All this sounds really labor intensive, doesn’t it? Well, it really is labor intensive. But I think there would be a lot of benefits. Posts would have a lot of reuse value. Instead of having to argue this or that point ad infinitum in some comment thread, one could instead simply link to the relevant parts of the post, or perhaps copy and paste. The results of that new discussion could contribute back to the old post. Futhermore, the bar to contributing to a really old post with a lot of comments would be a lot lower, because one wouldn’t have to read all the comments from old revisions, and so those old threads would stay alive and healthy longer. Plus, it gives more subtle and/or learned commenters more rewards for their efforts, and thus raises the quality of the blog’s commentariat.

This approach would require quite a bit of programming beyond what I’ve seen available in any system (except maybe Drupal), but I think its potential is large.

More than more explicit and formal approaches to debate modeling, I think this approach has the potential to catch on in the wider blogosphere, at least at the more serious sites.

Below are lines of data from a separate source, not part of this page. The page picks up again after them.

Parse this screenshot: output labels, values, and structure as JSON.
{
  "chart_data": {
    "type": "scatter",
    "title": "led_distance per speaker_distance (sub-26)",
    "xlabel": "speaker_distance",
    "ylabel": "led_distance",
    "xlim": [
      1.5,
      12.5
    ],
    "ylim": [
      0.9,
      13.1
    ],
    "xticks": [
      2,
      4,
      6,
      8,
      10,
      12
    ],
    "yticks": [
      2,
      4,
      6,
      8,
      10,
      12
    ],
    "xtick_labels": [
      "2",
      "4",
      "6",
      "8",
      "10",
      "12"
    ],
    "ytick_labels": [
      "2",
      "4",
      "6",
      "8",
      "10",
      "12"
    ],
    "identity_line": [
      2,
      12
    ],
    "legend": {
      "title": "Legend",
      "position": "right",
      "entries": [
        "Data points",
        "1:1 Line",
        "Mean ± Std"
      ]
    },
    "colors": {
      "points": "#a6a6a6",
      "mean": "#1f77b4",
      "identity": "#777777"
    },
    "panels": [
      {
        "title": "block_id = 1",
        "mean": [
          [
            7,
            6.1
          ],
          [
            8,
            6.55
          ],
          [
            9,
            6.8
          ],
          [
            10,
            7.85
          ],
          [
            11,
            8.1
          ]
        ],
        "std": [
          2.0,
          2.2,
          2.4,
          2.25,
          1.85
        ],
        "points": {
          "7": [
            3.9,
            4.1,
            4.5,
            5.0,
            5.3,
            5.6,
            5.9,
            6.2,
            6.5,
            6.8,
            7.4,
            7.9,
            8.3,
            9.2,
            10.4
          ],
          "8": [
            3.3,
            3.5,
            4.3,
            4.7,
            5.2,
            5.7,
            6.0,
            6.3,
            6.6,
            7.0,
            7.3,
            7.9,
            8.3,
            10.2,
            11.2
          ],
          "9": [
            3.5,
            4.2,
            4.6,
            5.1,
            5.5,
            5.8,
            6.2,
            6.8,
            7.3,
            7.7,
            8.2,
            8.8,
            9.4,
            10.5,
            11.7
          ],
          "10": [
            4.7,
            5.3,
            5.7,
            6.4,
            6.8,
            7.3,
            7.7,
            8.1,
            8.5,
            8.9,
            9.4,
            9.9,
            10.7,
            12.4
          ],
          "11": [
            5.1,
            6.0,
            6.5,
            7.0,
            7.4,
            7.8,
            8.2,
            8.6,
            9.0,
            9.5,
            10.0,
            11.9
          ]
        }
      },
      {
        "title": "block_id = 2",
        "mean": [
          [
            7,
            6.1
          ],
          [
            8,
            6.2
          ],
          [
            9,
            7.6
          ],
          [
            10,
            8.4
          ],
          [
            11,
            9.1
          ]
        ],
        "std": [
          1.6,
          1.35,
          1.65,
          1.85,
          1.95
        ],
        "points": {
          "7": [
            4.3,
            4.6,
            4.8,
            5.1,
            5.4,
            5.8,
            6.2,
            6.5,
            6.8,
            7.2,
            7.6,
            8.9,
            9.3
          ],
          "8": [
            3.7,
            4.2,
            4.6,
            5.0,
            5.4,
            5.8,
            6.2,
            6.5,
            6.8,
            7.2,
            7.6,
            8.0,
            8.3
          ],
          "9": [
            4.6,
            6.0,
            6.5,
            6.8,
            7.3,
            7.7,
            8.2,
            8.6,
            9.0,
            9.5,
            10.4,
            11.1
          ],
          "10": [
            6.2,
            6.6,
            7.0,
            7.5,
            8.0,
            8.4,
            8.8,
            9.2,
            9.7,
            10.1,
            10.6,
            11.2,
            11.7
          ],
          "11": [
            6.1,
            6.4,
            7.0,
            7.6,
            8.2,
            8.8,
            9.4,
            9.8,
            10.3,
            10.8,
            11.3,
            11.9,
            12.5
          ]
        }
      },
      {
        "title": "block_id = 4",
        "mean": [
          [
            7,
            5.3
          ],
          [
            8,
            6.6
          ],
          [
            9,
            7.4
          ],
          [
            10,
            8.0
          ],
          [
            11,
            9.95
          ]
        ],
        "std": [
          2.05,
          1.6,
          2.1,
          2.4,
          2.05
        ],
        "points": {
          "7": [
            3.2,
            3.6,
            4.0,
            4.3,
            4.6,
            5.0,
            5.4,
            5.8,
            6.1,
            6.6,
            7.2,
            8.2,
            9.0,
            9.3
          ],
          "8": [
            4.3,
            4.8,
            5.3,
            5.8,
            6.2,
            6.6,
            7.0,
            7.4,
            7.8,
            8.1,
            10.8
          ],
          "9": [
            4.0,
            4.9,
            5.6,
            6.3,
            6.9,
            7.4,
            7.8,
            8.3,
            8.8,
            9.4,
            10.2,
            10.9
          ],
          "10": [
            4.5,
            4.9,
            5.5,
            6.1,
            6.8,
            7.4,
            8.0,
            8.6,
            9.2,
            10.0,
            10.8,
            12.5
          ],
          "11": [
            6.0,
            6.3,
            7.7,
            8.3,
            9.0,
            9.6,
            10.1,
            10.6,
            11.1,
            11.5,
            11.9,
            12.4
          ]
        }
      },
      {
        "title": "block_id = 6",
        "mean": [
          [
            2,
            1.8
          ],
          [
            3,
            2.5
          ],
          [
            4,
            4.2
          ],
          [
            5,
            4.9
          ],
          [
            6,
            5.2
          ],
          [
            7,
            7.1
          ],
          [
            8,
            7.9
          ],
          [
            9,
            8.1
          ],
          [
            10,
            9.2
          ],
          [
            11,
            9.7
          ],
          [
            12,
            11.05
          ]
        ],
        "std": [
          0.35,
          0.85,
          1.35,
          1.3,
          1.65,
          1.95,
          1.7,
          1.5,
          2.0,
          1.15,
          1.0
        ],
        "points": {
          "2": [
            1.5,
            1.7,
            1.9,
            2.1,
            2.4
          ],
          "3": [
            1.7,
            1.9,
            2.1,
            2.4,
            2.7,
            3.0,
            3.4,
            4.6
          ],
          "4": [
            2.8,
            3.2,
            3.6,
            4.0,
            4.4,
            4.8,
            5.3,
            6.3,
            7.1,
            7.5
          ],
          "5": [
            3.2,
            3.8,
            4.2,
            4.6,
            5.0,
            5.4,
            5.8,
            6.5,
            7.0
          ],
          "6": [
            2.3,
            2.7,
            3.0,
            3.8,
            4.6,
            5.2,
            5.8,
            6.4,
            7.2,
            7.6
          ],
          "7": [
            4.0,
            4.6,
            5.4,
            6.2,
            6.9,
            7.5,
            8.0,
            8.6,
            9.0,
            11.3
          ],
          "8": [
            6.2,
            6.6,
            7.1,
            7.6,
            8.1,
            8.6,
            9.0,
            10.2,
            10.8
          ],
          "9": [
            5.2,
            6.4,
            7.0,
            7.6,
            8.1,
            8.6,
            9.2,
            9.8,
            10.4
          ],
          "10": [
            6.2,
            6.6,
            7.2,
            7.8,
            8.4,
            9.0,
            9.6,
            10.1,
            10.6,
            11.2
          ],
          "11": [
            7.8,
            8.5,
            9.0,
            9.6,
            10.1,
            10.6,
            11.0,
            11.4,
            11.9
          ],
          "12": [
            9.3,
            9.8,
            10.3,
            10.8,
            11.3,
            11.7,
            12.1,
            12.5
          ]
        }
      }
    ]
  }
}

And it will give us the kind of experience and intuition and ideas we need to really know what we would want out of a more explicit system. So it’s a good first step.


Truth Mapping

Wow, even I wouldn’t have picked a name that corny. And what a terrible color scheme.

But it looks like they’ve come from exactly the same perspective I have. Hat tip to Will Pearson from the SL4 mailing list. I’ll comment later.


Working on Debate Modeling

In lieu of a bunch of mindless rambling, I’m going to spend {whatever time today I spend on Debate Modeling, and not watching the Chronicles of Narnia}*, dissecting this this typical blog discussion to try to figure out what sort of elements can be atomic enough and yet still capture all of the good content (as opposed to the unwanted content). Actually, it’s not an entirely typical discussion. It has less noise, and more controversy. It does have a few people playing tug-of-war about presenting evidence, each presuming dishonesty on the other’s part, but there’s only one thread of that, and it’s pretty explicit, and I need to think about that stuff anyway.

* These braces are generic phrase grouping markers. Not standard english, but oh so useful in writing long, nested sentences. They’re not needed often, but when they are, it’s really annoying to rearrange things to work with The Man’s English instead of just using them. You don’t want to support The Man, do you?